Precise text rendering inside videos.
Complex multi-object interactions.

Conditioning

Modern video models accept:

Text prompts.
First / last frame (image-to-video, useful for animation).
Reference video (style transfer).
Reference image of subject (character consistency).
Camera movement specs (pan, zoom, orbit).

Practical use

Generating a clip

# Pseudo-code for an OSS model
from diffusers import HunyuanVideoPipeline

pipe = HunyuanVideoPipeline.from_pretrained(...)
video = pipe(
    prompt="A cat reading a book on a windowsill, sunlight streaming in",
    num_frames=120,
    height=720, width=1280,
    num_inference_steps=50,
).frames

Inference cost

5-second 720p clip: $0.10–$2.00 via API; tens of seconds on a top-end GPU locally.
Longer / higher-res: scales roughly linearly.
4K, 30s+: still requires substantial compute.

Motion brushes and controls

Newer products (Runway, Kling) expose direct motion controls:

“Make this object move along this path.”
“Camera pans left.”
“Zoom in on the face.”

This makes video generation feel more like editing than rolling dice.

Production patterns

Short-form content

5–15 second clips for ads, social media, B-roll.
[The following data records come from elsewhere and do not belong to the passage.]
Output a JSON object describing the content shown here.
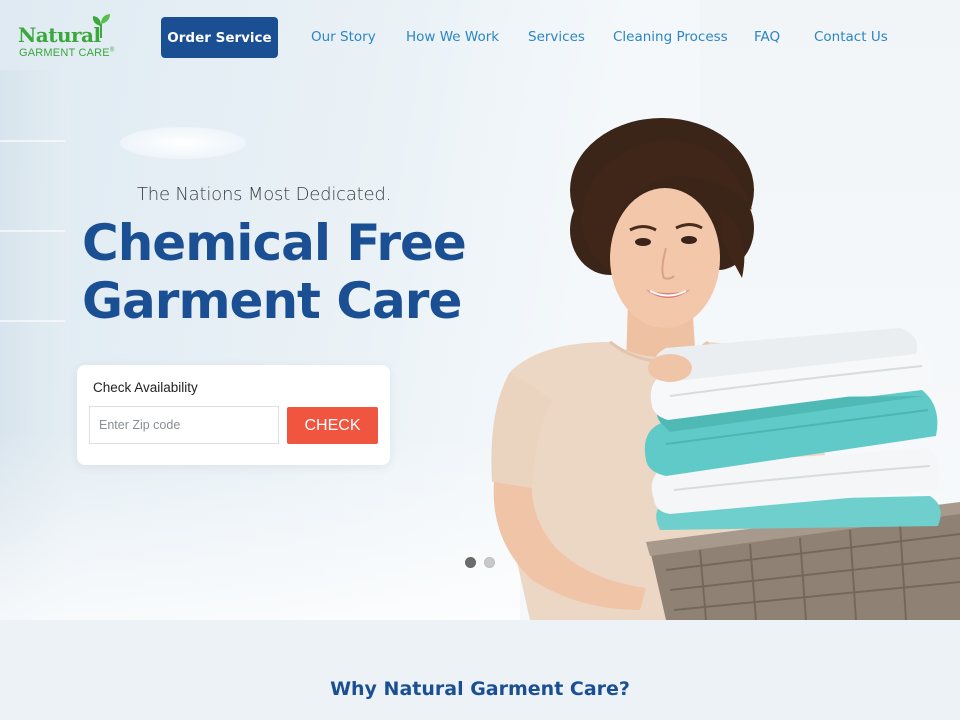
{
  "brand": {
    "logo_word": "Natural",
    "logo_sub": "GARMENT CARE",
    "logo_mark": "®",
    "logo_color": "#3aa83c",
    "leaf_icon": "leaf-icon"
  },
  "nav": {
    "order_button": "Order Service",
    "links": [
      "Our Story",
      "How We Work",
      "Services",
      "Cleaning Process",
      "FAQ",
      "Contact Us"
    ],
    "link_color": "#2b86c5",
    "button_color": "#1b4f94"
  },
  "hero": {
    "tagline": "The Nations Most Dedicated.",
    "headline_line1": "Chemical Free",
    "headline_line2": "Garment Care",
    "headline_color": "#1b4f94"
  },
  "availability": {
    "title": "Check Availability",
    "zip_placeholder": "Enter Zip code",
    "zip_value": "",
    "check_button": "CHECK",
    "button_color": "#f0553f"
  },
  "slider": {
    "slides": 2,
    "active_index": 0,
    "active_color": "#6b6b6b",
    "inactive_color": "#c9c9c9"
  },
  "why_section": {
    "title": "Why Natural Garment Care?"
  }
}
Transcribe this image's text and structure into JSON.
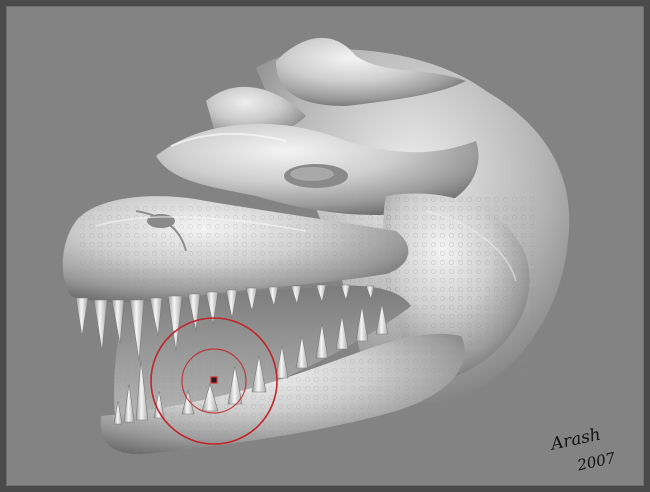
{
  "signature": {
    "name": "Arash",
    "year": "2007"
  },
  "colors": {
    "canvas_bg": "#838383",
    "sculpt_light": "#f2f2f2",
    "sculpt_mid": "#bdbdbd",
    "sculpt_dark": "#6f6f6f",
    "brush_ring": "#c0262a"
  },
  "icons": {
    "brush_cursor": "brush-cursor-icon",
    "brush_center": "brush-center-marker-icon"
  }
}
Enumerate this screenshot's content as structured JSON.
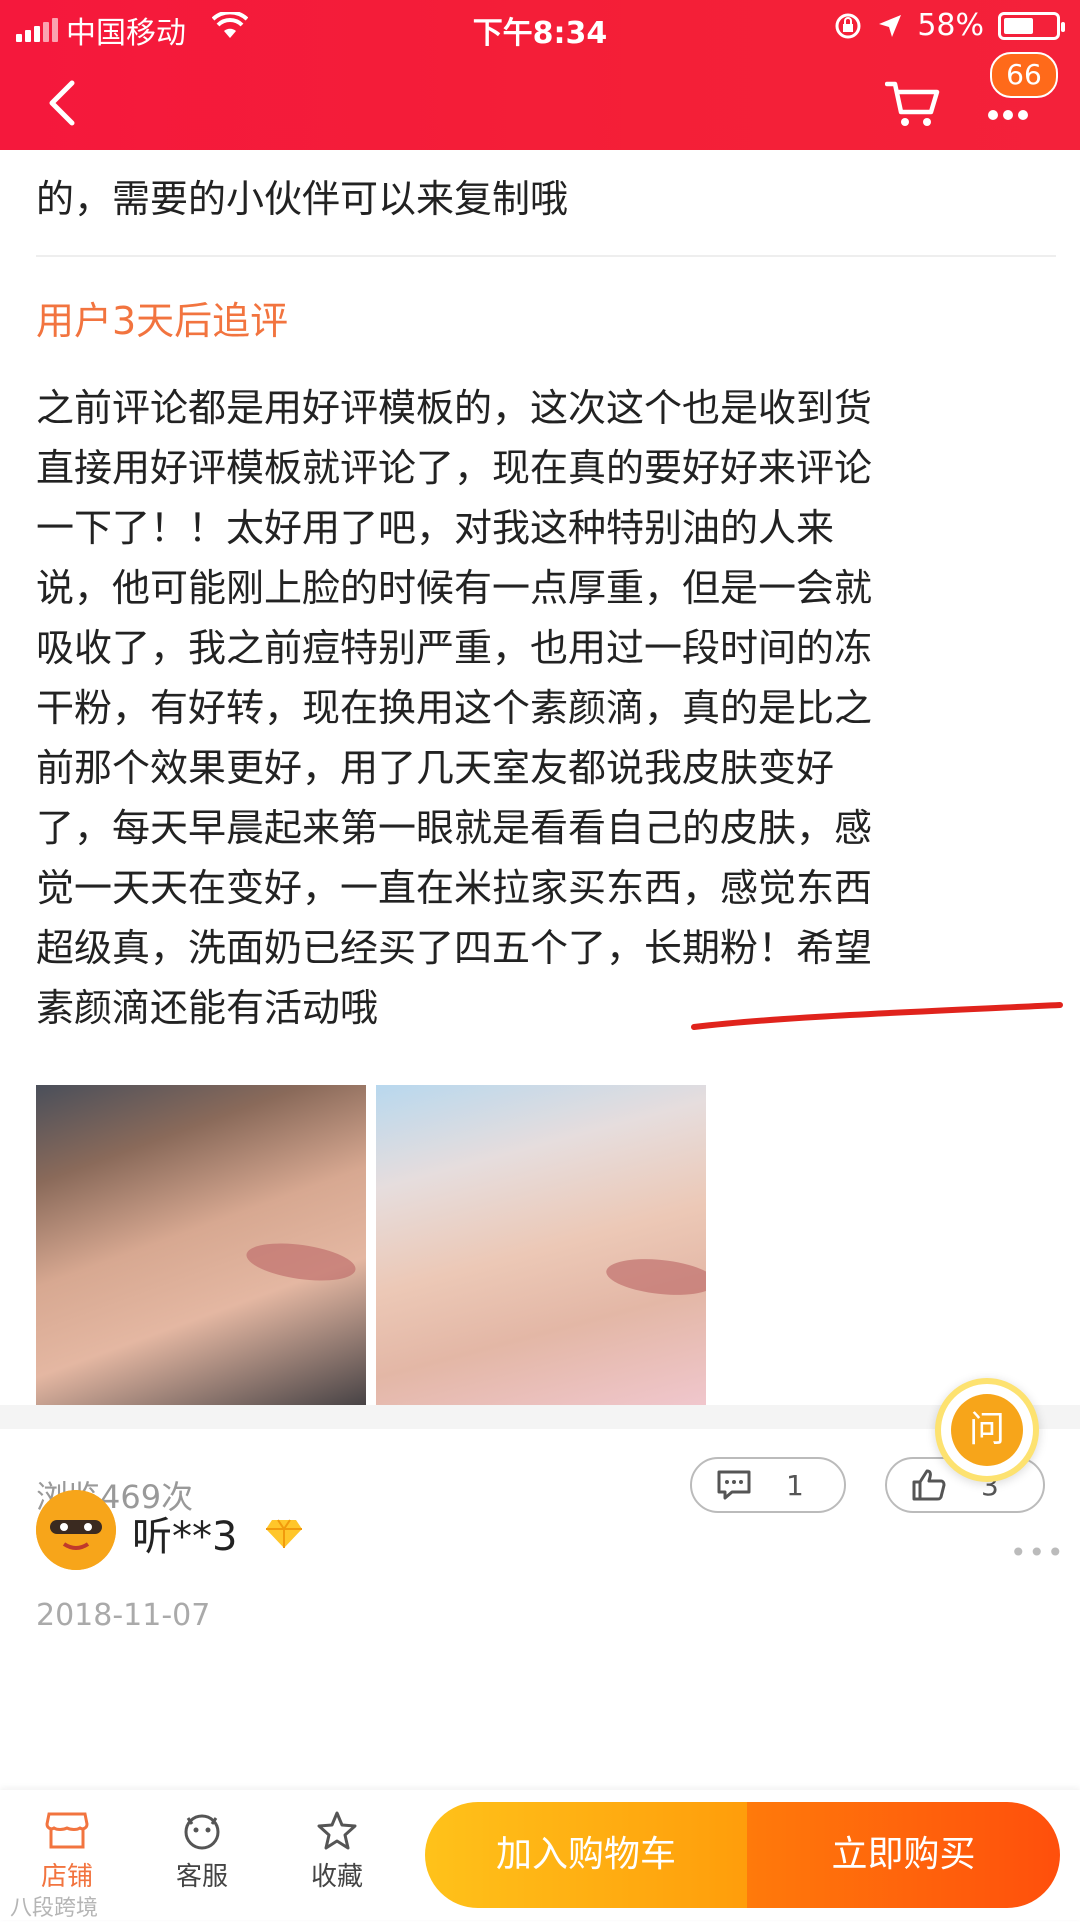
{
  "status_bar": {
    "carrier": "中国移动",
    "time": "下午8:34",
    "battery_percent": "58%",
    "battery_level": 0.58
  },
  "nav": {
    "back_icon": "chevron-left-icon",
    "cart_icon": "shopping-cart-icon",
    "more_icon": "more-dots-icon",
    "badge": "66"
  },
  "review": {
    "previous_line": "的，需要的小伙伴可以来复制哦",
    "followup_title": "用户3天后追评",
    "text_lines": [
      "之前评论都是用好评模板的，这次这个也是收到货",
      "直接用好评模板就评论了，现在真的要好好来评论",
      "一下了！！太好用了吧，对我这种特别油的人来",
      "说，他可能刚上脸的时候有一点厚重，但是一会就",
      "吸收了，我之前痘特别严重，也用过一段时间的冻",
      "干粉，有好转，现在换用这个素颜滴，真的是比之",
      "前那个效果更好，用了几天室友都说我皮肤变好",
      "了，每天早晨起来第一眼就是看看自己的皮肤，感",
      "觉一天天在变好，一直在米拉家买东西，感觉东西",
      "超级真，洗面奶已经买了四五个了，长期粉！希望",
      "素颜滴还能有活动哦"
    ],
    "views": "浏览469次",
    "comment_count": "1",
    "like_count": "3"
  },
  "ask_button": {
    "label": "问"
  },
  "next_review": {
    "username": "听**3",
    "date": "2018-11-07"
  },
  "bottom_bar": {
    "shop_label": "店铺",
    "service_label": "客服",
    "favorite_label": "收藏",
    "add_to_cart": "加入购物车",
    "buy_now": "立即购买"
  },
  "watermark": "八段跨境",
  "colors": {
    "header_red": "#f41f37",
    "followup_orange": "#f2743f",
    "cart_button": "#ffb414",
    "buy_button": "#ff5a0c",
    "badge": "#ff6a1a"
  }
}
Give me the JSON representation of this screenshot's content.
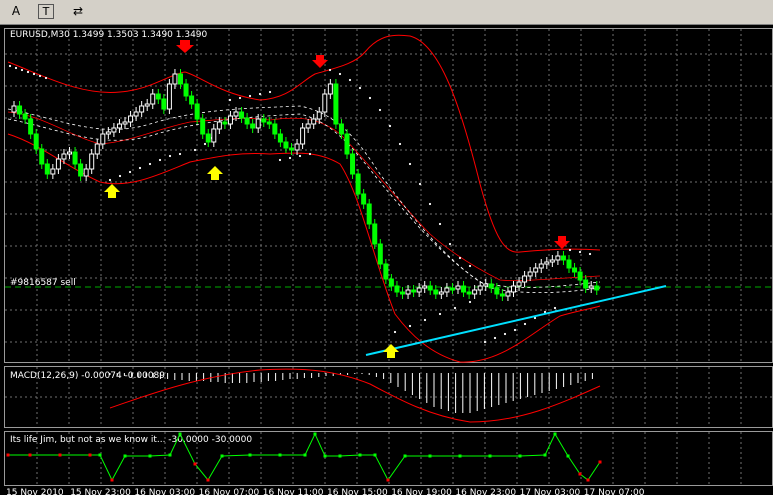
{
  "toolbar": {
    "text_tool": "A",
    "label_tool": "T",
    "arrows_tool": "⇄"
  },
  "main_chart": {
    "title": "EURUSD,M30  1.3499 1.3503 1.3490 1.3490",
    "order_label": "#9816587 sell"
  },
  "macd_panel": {
    "title": "MACD(12,26,9) -0.00074 -0.00089"
  },
  "indicator_panel": {
    "title": "Its life Jim, but not as we know it...  -30.0000  -30.0000"
  },
  "time_axis": {
    "labels": [
      "15 Nov 2010",
      "15 Nov 23:00",
      "16 Nov 03:00",
      "16 Nov 07:00",
      "16 Nov 11:00",
      "16 Nov 15:00",
      "16 Nov 19:00",
      "16 Nov 23:00",
      "17 Nov 03:00",
      "17 Nov 07:00"
    ]
  },
  "colors": {
    "bull_candle": "#ffffff",
    "bear_candle": "#00ff00",
    "band": "#ff0000",
    "trendline": "#00e0ff",
    "grid": "#777777",
    "buy_arrow": "#ffff00",
    "sell_arrow": "#ff0000"
  },
  "icons": [
    "text-tool-icon",
    "label-tool-icon",
    "arrows-tool-icon",
    "buy-arrow-icon",
    "sell-arrow-icon"
  ]
}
Mature use case; off-the-shelf services work.

Storyboard-to-video

Generate keyframes with image gen → use those as keyframes in a video model → animate.

Extension / continuation

Generate an initial clip → use last frame as conditioning → generate next clip → repeat. Good for longer durations with controlled drift.

Hybrid with traditional editing

AI generates raw shots; humans cut and arrange in a traditional NLE. Practical workflow for higher-quality output.

Special domains

Talking-head video / lip sync

For digital avatars, narration, dubbing:

HeyGen, Synthesia, D-ID: production services.
Open-source: HunyuanVideo-Avatar, EMO, Hallo.

Different problem set from general video gen; more constrained, higher quality possible.

Motion graphics

Stylized animations, infographics. Tools like Runway, Kaiber specialize in stylized output.

Documentary / talking-head with archive

Generate footage to fill gaps in archive material. Ethically contentious; mark as AI-generated.

Evaluation

Hard. Standard metrics:

VBench: comprehensive video gen benchmark.
FVD (Fréchet Video Distance): distribution similarity.
Human preference: still the gold standard.

For specific applications, build domain-specific evals: does the model handle your particular subjects, styles, durations?

Misuse and detection

Same concerns as image generation, amplified:

Deepfakes of real people.
Misinformation: fake event footage.
NSFW / non-consensual content.

Mitigations:

Watermarking (C2PA, SynthID).
Provenance metadata.
Detection classifiers (cat-and-mouse with generators).
Platform-level moderation.

By 2026, the generation-vs-detection arms race is roughly even. Don’t trust video as ground truth without provenance.

What’s next

Longer durations with coherent characters (10+ minutes).
Higher resolution and frame rates at viable cost.
Real-time generation (interactive video — games, VR).
Audio-coupled generation (speech, ambient, foley) integrated.
Personalization — generate video of yourself reliably.
3D understanding — models that infer 3D scene structure for camera control.